A decade prior, the paper’s data reporter, Gavin Off, had covered emissions from the hog industry in Missouri for a grad-school class project. Yet, Missouri made that information public. In North Carolina, the information on the poultry industry, which by 2022 was producing 1 billion birds a year,  was kept secret. This piqued his interest.

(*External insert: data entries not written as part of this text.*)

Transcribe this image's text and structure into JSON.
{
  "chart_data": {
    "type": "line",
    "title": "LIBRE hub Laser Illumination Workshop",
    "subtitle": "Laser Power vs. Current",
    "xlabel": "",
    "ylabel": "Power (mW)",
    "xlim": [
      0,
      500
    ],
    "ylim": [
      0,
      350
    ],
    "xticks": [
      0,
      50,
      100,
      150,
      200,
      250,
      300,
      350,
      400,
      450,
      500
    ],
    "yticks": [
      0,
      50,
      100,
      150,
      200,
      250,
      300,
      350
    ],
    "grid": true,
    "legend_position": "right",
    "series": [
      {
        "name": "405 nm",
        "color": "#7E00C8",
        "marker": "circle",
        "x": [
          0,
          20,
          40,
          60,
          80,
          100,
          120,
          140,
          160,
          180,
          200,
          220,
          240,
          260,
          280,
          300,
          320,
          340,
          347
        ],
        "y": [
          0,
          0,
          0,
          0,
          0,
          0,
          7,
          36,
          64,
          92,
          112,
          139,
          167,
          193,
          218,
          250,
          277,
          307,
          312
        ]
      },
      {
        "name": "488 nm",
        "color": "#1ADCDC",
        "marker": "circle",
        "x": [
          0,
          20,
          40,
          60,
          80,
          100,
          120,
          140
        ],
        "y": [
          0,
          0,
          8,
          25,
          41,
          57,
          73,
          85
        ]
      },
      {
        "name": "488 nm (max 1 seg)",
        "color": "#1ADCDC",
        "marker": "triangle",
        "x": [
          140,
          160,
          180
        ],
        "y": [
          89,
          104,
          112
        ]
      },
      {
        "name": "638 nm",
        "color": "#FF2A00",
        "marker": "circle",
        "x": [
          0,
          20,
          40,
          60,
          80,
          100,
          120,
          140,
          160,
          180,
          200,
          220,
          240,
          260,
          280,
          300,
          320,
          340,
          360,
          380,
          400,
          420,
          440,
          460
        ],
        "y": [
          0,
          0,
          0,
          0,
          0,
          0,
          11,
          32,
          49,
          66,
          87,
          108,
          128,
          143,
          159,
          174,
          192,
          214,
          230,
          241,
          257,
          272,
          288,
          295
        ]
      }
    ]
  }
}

Gavin and his editor were aware that while North Carolina’s industrial-scale hog farms were long controversial due to the waste and nuisances they produce, the state had disclosed in recent years that the poultry industry was producing more manure than the swine industry. Coupled with the interest and experience of Off and the paper’s environmental reporter, the newsrooms decided to explore the secret industry further.  

Challenges: 

The largest challenge was creating the map of the poultry farms as the state did not release public information on the farms location. So the team pulled together a collection of maps from various sources - such as environmental groups and universities- that gave them different sets of information and compiled it into one map, then fact-checked the findings - resulting in plotting about 8,000 points that required even more fact checking. Coupled with Census data, the team was able to - for the first time - plot out how many residents lived near poultry farms, which had spread to at least 79 of North Carolina’s 100 counties. 

Data/Documents: 

  • Environmental Working Group poultry location map

  • Stanford University poultry location map

  • U.S. Census Bureau data

  • North Carolina parcel map 

  • North Carolina animal permit data 

  • North Carolina water quality data

  • USDA  loan data

    Impact: 

Big Poultry won several national awards including: 
-IRE Award for Division 4 newspapers
-M.I.T's The Victor K. McElheny Award
-National Headliner Award for environmental reporting
-National Press Foundation’s Thomas L. Stokes Award for best energy & environment reporting.
-Society of News Design for investigative or public service reporting

The series also lead to some change:

-The series was cited numerous times in a federal complaint to the U.S. EPA. The complaint said North Carolina’s failure to regulate poultry farms has endangered the environment and jeopardized human health, leaving people of color to suffer disproportionate impacts from the waste
-A new bill proposes regulating North Carolina’s industrial-scale poultry farms more aggressively to reduce risks to neighbors and the environment.
-The EPA is studying pollution from industrial-sized animal farms, potentially a first step toward new rules that could impact North Carolina’s booming hog and poultry industries.

Advice: 

  1. Data will only get you halfway, knocking on doors and shoe-leather reporting will push you over the finish line and get people to care.

  2. Do not be discouraged - when you hit a wall, be prepared to pivot.